Guest authored by Jonathan
Keisling, Health Care Policy Analyst at AAF
Previous editions
of the Dish detailed
the obvious problems with Medicare buy-in proposals. In this edition, I take a
different line. Let’s assume that there was a popular public option in the
individual marketplace for people between the ages of 50 and 64 for little to
no taxpayer cost. Yes, it’s a bit of a fantasy-land assumption, but it’s a
worthwhile thought experiment to consider the market dynamics that would result
from such a policy.
If such a plan were popular, it would be in large part because of its
competitive premiums, made possible by Medicare payment rates that are often
substantially lower than private rates. One study
estimates that private payers paid 241 percent of Medicare rates on average in
2017, while the Congressional Budget Office estimated
private payers’ payments were 189 percent of Medicare for inpatient expenses in
2013.
Medicare might pay significantly less per treatment, but the population for
this Medicare buy-in is older and thus costlier on average. Therefore, these
reduced rates would need to be sufficiently low to overcome the adverse
selection that comes from such a risk pool while maintaining a competitive
premium.
Furthermore, in our assumed scenario, a large group of older individuals have
moved out of the individual market and into a Medicare-type program. For a
reference point, in 2016, the last year these numbers were available, over a
quarter of individual market enrollees were older than 55, and nearly half of
individual market enrollments were made up of those over 45. Such a departure
of older individuals from the individual market risk pool would leave it
younger, which would place significant downward pressure on private-insurance
premiums.
That same large group of older people, however, would now be covered by
insurance that reimburses providers at the significantly reduced rates
stipulated by Medicare, placing more pressure on providers to negotiate higher
rates with private insurers to offset the loss in income. Such a shift would
place upward pressure on individual market premiums. With providers reimbursed
by a larger proportion of Medicare rates, they would also be incentivized to
seek out more private contracts, take on fewer Medicare patients, or curtail
the services they offer to Medicare patients.

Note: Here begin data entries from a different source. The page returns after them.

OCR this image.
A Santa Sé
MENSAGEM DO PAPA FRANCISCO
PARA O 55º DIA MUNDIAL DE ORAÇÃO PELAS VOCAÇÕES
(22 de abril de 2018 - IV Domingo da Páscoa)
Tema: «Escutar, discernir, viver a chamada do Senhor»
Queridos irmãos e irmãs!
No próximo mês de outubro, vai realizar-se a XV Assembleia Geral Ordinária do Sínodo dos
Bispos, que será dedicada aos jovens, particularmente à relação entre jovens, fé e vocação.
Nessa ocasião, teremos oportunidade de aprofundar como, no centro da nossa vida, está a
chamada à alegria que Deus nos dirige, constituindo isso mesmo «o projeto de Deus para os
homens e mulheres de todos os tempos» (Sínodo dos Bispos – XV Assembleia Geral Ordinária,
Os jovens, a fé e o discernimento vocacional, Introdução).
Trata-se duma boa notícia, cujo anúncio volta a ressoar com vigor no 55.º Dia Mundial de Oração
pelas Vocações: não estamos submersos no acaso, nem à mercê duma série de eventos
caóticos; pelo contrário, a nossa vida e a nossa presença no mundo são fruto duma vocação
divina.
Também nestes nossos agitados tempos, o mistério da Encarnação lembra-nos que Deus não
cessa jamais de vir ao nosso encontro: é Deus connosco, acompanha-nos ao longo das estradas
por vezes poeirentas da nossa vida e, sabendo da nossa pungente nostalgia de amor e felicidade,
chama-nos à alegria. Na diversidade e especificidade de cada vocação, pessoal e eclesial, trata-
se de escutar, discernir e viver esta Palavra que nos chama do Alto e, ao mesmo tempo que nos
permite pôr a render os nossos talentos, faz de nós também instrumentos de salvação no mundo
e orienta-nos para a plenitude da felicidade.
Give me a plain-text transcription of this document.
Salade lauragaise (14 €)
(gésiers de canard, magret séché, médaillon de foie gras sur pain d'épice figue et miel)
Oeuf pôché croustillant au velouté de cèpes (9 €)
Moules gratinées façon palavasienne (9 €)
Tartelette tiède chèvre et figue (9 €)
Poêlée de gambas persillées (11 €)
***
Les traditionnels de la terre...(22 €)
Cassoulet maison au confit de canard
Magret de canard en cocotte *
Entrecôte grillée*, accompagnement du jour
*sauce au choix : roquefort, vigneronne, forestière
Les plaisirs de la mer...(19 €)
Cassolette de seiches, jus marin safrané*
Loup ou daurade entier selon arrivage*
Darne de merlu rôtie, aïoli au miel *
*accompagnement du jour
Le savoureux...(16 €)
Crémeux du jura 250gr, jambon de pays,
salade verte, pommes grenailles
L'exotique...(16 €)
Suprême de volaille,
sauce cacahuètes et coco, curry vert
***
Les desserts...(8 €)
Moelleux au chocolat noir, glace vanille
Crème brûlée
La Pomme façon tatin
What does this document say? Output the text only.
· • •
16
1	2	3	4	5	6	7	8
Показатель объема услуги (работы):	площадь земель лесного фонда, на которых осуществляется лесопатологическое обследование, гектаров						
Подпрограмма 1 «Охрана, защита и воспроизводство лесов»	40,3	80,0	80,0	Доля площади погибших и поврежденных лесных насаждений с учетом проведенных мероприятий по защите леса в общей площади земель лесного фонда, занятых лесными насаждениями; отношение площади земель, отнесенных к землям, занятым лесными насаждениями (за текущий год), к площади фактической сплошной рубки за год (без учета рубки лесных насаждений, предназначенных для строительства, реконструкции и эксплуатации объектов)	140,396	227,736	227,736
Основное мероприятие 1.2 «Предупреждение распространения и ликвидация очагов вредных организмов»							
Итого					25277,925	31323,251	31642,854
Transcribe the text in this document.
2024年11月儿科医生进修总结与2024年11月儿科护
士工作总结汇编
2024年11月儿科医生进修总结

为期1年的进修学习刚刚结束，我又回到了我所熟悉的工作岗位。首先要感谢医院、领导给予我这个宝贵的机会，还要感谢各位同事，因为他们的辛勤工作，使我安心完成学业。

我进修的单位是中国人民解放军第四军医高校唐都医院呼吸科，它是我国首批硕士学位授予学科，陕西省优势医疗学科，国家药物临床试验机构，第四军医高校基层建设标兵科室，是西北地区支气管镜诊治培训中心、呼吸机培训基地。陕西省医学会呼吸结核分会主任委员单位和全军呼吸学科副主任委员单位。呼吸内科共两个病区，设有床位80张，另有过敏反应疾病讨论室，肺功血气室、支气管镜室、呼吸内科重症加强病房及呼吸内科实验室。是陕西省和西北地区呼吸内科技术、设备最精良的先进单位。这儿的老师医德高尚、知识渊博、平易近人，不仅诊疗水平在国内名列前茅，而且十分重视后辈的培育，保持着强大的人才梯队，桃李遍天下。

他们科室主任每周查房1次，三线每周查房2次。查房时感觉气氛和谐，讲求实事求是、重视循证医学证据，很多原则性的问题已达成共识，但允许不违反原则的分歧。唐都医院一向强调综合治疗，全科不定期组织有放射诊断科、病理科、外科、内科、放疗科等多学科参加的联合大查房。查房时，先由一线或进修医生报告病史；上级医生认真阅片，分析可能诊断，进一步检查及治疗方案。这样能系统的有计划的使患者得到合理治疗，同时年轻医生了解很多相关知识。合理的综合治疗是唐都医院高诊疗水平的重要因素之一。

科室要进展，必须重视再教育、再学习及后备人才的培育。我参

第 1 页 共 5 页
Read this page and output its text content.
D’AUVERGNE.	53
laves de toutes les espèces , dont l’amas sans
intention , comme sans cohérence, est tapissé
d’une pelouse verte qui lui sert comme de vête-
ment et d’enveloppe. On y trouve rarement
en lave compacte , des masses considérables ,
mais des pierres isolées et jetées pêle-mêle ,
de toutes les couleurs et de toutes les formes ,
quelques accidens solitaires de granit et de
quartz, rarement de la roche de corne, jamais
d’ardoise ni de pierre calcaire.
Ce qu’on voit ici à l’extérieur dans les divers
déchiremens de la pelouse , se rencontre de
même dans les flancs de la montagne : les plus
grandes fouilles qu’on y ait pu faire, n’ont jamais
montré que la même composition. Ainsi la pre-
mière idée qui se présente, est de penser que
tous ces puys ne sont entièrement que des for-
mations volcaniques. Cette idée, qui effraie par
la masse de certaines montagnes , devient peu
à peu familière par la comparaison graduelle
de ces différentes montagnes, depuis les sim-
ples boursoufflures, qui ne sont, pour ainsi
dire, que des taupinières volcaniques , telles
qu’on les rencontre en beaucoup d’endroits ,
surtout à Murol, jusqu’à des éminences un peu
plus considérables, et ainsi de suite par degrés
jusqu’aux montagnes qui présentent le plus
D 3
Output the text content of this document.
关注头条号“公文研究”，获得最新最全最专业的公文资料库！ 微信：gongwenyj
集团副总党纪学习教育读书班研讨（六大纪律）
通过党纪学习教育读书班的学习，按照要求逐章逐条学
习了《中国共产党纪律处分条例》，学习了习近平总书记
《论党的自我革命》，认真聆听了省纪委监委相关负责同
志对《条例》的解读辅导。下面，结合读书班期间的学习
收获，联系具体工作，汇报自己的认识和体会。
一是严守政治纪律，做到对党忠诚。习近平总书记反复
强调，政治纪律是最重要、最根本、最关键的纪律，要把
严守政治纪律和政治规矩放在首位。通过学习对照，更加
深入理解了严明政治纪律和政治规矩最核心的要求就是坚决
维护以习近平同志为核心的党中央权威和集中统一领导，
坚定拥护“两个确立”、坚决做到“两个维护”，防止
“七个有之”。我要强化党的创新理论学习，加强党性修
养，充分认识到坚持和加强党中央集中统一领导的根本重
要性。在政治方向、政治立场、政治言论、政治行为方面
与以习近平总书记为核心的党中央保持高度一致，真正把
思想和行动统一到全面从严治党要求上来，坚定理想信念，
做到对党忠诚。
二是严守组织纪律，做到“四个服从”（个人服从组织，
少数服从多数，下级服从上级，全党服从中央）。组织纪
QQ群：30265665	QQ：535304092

What would be gained in this scenario? There would be a smaller individual
market with a healthier risk pool, yes, but not necessarily lower premiums for
these people. It doesn’t look like this would be a win for patients currently
enrolled in Medicare either, as providers would be incentivized to limit their
services to them. And I’ve only assumed that the premium offered by the
expansion is competitive with plans of similar coverage, not the least
expensive plan, so it would not be right to also assume that the number of
insured would increase—an objective of buy-in proponents.
In short, there’s no way a Medicare expansion bill insures more people without
costing more money. Government intervention in this way would set off a domino
effect of cost shifting that would leave few people untouched.